Poster Sun, Jun 7, 2026 • 10:45 AM – 12:45 PM PDT ExHall F 332

Saliency-Driven Token Merging for Vision Transformers

Weiying Xie ⋅ Xiaoyu Chen ⋅ Xin Zhang ⋅ Chenhe Hao ⋅ Jitao Ma ⋅ Yunsong Li ⋅ Leyuan Fang

Abstract

Vision Transformers (ViTs) exhibit robust performance across diverse visual scenarios. However, their efficiency is constrained by excessive token counts. Token merging offers a viable solution for achieving efficient ViTs. Existing methods merge tokens based solely on specific characteristics within the attention mechanism, which changes significantly across different layers.

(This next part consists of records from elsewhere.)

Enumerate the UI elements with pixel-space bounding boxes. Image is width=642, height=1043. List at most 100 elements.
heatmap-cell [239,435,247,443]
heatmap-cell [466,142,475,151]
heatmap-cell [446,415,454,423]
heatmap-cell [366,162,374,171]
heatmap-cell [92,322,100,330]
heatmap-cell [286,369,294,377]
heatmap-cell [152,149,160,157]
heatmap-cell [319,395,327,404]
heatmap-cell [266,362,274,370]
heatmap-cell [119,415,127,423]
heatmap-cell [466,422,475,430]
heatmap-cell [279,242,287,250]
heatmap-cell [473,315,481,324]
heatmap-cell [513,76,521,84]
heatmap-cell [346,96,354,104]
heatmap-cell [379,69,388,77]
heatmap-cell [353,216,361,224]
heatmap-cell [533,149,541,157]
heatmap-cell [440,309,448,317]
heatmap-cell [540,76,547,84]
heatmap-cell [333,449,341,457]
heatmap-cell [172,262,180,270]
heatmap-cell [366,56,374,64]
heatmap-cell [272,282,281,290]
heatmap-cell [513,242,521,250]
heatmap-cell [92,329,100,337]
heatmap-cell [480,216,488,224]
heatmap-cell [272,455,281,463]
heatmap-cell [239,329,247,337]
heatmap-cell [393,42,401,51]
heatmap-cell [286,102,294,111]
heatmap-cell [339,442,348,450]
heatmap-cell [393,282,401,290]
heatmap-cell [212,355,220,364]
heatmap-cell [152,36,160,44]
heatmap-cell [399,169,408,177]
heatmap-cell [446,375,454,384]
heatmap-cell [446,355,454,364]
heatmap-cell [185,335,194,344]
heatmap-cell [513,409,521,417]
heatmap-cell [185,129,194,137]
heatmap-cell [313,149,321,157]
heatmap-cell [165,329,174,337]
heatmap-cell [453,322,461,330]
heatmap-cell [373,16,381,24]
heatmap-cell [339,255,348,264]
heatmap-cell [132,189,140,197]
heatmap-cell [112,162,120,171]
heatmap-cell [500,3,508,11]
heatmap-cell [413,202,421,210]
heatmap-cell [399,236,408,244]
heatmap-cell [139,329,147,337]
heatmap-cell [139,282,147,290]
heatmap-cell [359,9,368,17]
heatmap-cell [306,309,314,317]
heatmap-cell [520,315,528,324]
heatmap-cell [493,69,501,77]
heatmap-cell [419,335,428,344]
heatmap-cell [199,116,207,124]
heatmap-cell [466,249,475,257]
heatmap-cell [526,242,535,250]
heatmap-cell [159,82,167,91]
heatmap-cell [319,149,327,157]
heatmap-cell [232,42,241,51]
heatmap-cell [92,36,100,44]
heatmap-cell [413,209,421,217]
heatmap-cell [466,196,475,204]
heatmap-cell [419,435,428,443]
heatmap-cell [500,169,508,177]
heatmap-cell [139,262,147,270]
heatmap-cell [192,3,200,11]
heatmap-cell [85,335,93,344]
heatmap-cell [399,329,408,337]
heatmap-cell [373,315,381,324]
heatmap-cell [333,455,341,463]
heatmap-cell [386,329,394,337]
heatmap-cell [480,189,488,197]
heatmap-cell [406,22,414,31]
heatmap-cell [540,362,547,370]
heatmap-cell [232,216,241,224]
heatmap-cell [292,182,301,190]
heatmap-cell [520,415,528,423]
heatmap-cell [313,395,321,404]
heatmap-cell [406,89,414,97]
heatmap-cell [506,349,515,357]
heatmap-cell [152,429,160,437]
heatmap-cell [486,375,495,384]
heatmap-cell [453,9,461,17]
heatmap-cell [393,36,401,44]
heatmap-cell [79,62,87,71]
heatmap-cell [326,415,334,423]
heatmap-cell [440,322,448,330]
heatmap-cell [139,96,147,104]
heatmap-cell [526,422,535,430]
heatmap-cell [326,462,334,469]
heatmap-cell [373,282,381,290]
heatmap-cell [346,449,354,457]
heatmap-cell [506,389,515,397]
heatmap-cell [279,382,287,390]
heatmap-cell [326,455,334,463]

In this paper, we propose a novel training-free SAliency-Driven Token Merging (SAD-TM) approach by leveraging not only the semantic relevance in the attention space but also the latent visual saliency of input patches. Our SAD-TM is inspired by the discovery that saliency-based statistics can directly capture the causal relationship between model input and output, regardless of the layers. Based on the observation, we develop a method that is mathematically formulated to merge tokens with high saliency outliers. The principle behind our merging is that tokens with high saliency outliers usually imply inconsistencies with the global gradient direction, and thus can be merged safely. Besides, our systematic analysis indicates that class attention shows considerable variation across early blocks, so a deferred merging strategy is introduced to optimize the selection of merging rates. In a training-free manner, SAD-TM demonstrates superior performance across various ViT architectures. Especially, with a FLOPs compression of 23.08\% on DeiT-Tiny, SAD-TM achieves a Top-1 Accuracy comparable to that of the pretrained baseline on ImageNet dataset. The code will be available soon.